These are the key concepts you need to understand to accurately answer the question.

Stoichiometry
Understanding stoichiometry is crucial when balancing chemical equations. It involves the calculation of the quantities of reactants and products in chemical reactions. The concept revolves around using coefficients to balance the number of each type of atom on both sides of a chemical equation. These coefficients, which are typically whole numbers, depict the ratio in which chemicals react and form products.
  • Beginners should start by writing down the number of atoms for each element involved in the reaction.
  • Then, adjust the coefficients to get the same number of each type of atom on both sides of the equation.
  • This will ensure that the law of conservation of mass is upheld, maintaining a balance.
By following these steps, students can accurately balance chemical equations and solve stoichiometry problems.
Conservation of Mass
In chemistry, the conservation of mass is a fundamental principle stating that mass is neither created nor destroyed in any chemical reaction. This concept comes into play when balancing chemical equations.
For instance, in any given chemical equation, there must be the same amount of each element on the reactants side and the products side. This ensures that the prediction of how much product gets formed from a given amount of reactant is accurate.
  • If, for example, you start with 2 moles of KO2 in balancing a reaction, you must ensure that all potassium atoms are accounted for in the products.
  • It underscores the permanence and predictability in chemical reactions.
  • Thus, every step involves meticulous counting and adjustments of coefficients to maintain balance.
Following this principle is essential for correctly interpreting chemical reactions and is a cornerstone of stoichiometry.
Chemical Reactions
Understanding chemical reactions is key to mastering any chemistry topic, including equation balancing. Chemical reactions involve the transformation of reactants into products, which are new substances with differing chemical properties.
In equations, reactants are listed on the left, and products on the right, separated by an arrow pointing from left to right.

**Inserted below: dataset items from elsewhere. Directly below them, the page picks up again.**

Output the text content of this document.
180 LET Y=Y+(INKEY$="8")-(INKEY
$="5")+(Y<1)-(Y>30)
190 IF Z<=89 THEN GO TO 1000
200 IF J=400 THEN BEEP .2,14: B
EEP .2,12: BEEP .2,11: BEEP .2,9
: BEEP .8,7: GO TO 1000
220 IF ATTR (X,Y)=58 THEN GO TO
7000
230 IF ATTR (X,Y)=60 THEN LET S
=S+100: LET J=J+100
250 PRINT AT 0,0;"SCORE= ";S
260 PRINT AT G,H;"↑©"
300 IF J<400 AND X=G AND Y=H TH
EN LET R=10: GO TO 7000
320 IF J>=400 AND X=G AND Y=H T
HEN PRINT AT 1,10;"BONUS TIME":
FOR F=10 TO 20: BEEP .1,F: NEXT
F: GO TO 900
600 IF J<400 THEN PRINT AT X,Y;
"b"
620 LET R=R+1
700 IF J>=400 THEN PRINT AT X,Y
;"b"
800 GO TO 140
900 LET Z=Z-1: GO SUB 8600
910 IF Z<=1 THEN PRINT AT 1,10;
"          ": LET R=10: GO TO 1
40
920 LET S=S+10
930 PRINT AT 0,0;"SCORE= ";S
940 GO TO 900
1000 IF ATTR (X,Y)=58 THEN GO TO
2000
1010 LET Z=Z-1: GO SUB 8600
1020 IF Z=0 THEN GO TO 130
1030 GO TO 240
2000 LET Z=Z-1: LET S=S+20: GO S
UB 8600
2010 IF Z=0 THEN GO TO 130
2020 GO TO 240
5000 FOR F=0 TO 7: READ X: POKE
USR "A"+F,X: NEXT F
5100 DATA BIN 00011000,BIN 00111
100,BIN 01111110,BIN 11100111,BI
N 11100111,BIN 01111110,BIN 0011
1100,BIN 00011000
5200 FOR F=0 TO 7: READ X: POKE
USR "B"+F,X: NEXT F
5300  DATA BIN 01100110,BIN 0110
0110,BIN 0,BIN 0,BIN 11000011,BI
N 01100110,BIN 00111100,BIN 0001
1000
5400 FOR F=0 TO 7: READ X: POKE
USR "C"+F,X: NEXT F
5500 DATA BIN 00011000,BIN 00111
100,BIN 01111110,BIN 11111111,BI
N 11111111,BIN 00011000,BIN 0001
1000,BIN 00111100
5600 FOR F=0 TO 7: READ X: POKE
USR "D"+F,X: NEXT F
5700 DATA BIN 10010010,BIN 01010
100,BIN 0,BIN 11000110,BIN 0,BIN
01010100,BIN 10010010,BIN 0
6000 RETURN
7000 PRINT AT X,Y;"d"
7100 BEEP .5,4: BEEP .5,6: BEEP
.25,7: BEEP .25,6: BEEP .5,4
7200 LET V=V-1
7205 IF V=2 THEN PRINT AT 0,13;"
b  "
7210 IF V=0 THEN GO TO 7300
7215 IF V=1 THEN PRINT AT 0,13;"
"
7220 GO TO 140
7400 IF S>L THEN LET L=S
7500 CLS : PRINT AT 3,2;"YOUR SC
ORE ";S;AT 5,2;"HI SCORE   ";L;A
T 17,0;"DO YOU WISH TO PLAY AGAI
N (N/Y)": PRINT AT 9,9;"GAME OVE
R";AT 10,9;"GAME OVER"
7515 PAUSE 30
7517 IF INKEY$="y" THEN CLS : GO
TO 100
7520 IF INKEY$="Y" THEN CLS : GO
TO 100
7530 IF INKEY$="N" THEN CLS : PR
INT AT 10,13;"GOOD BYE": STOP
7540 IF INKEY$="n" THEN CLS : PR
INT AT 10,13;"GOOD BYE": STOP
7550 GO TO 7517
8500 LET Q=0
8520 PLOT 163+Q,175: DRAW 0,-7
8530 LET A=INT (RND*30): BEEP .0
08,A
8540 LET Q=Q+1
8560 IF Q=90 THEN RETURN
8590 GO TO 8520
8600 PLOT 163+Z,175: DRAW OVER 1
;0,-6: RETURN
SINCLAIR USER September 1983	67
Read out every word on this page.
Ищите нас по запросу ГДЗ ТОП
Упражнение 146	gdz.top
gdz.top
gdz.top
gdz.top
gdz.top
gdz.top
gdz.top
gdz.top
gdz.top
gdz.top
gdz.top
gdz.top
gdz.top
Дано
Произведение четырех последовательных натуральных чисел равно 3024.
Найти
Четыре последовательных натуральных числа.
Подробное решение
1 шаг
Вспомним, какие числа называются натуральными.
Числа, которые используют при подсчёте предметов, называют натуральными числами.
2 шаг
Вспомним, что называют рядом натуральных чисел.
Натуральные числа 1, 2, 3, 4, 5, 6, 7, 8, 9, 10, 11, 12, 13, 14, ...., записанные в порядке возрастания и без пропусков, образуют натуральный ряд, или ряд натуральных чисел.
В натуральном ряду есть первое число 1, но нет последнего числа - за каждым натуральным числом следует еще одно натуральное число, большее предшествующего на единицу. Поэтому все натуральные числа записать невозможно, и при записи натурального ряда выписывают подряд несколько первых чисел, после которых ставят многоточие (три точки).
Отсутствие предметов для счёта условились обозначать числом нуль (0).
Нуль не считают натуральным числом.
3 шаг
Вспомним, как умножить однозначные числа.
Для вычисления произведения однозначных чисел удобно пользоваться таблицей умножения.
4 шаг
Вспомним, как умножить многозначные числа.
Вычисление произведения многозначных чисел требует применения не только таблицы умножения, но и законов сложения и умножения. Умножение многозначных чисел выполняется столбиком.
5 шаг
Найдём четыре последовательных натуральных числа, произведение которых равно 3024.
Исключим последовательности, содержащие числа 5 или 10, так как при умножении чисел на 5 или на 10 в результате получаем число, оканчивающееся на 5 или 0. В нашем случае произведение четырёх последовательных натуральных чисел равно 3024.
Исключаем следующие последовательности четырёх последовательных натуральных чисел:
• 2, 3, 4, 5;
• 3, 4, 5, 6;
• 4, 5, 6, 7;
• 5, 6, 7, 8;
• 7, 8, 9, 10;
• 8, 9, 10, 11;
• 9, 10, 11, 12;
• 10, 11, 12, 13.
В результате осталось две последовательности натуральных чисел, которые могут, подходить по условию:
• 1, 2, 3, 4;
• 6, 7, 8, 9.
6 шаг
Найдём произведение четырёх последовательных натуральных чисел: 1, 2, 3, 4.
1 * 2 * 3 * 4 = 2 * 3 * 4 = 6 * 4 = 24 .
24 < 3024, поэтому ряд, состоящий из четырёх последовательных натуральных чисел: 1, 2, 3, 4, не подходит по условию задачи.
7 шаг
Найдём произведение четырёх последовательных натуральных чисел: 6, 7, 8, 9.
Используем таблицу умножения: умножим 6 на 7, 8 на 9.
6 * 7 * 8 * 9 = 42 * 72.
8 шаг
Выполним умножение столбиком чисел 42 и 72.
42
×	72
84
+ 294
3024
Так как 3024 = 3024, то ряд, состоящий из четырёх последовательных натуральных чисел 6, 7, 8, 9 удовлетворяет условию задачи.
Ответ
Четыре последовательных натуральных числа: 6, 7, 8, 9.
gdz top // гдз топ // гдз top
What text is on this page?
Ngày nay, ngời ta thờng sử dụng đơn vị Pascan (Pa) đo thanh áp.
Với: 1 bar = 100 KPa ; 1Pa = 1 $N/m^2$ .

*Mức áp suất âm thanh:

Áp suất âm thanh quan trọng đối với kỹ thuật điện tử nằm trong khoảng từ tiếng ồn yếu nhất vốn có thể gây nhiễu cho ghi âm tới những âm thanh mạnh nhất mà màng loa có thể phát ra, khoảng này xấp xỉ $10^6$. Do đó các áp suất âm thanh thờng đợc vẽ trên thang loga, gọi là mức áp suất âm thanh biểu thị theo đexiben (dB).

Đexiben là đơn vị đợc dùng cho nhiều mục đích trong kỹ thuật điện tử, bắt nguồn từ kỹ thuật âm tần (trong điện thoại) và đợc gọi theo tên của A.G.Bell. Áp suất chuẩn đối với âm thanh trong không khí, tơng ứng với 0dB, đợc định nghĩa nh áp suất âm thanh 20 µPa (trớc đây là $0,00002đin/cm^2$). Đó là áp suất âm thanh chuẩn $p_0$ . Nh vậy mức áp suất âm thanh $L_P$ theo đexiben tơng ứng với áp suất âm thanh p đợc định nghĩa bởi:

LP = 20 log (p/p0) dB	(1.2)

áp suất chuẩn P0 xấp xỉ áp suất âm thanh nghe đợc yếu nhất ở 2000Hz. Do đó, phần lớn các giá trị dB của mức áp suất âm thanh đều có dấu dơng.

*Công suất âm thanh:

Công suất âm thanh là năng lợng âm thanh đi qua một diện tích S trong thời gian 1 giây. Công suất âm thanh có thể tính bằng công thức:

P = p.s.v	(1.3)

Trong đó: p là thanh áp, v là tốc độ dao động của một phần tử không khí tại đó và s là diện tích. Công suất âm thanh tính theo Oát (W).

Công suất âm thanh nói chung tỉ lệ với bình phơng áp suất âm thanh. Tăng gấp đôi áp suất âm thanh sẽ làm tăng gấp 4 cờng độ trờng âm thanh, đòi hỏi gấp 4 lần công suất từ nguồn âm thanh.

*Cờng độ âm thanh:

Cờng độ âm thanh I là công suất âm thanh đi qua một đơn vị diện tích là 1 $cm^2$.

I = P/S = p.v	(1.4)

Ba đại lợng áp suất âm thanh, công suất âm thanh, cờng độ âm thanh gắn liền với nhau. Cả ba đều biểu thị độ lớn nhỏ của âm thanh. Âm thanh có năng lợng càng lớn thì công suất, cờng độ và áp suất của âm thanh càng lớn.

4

  • Students should recognize the types of chemical reactions such as synthesis, decomposition, single and double replacement, and combustion.
  • Recognizing the type of reaction can help in predicting the product and balancing the equation rapidly.
  • Every reaction follows specific stoichiometric laws that guide the transformation of atoms from reactants into products.
Once you understand chemical reactions, you will find it easier to balance equations as you will anticipate what to look for and which elements to prioritize during balancing.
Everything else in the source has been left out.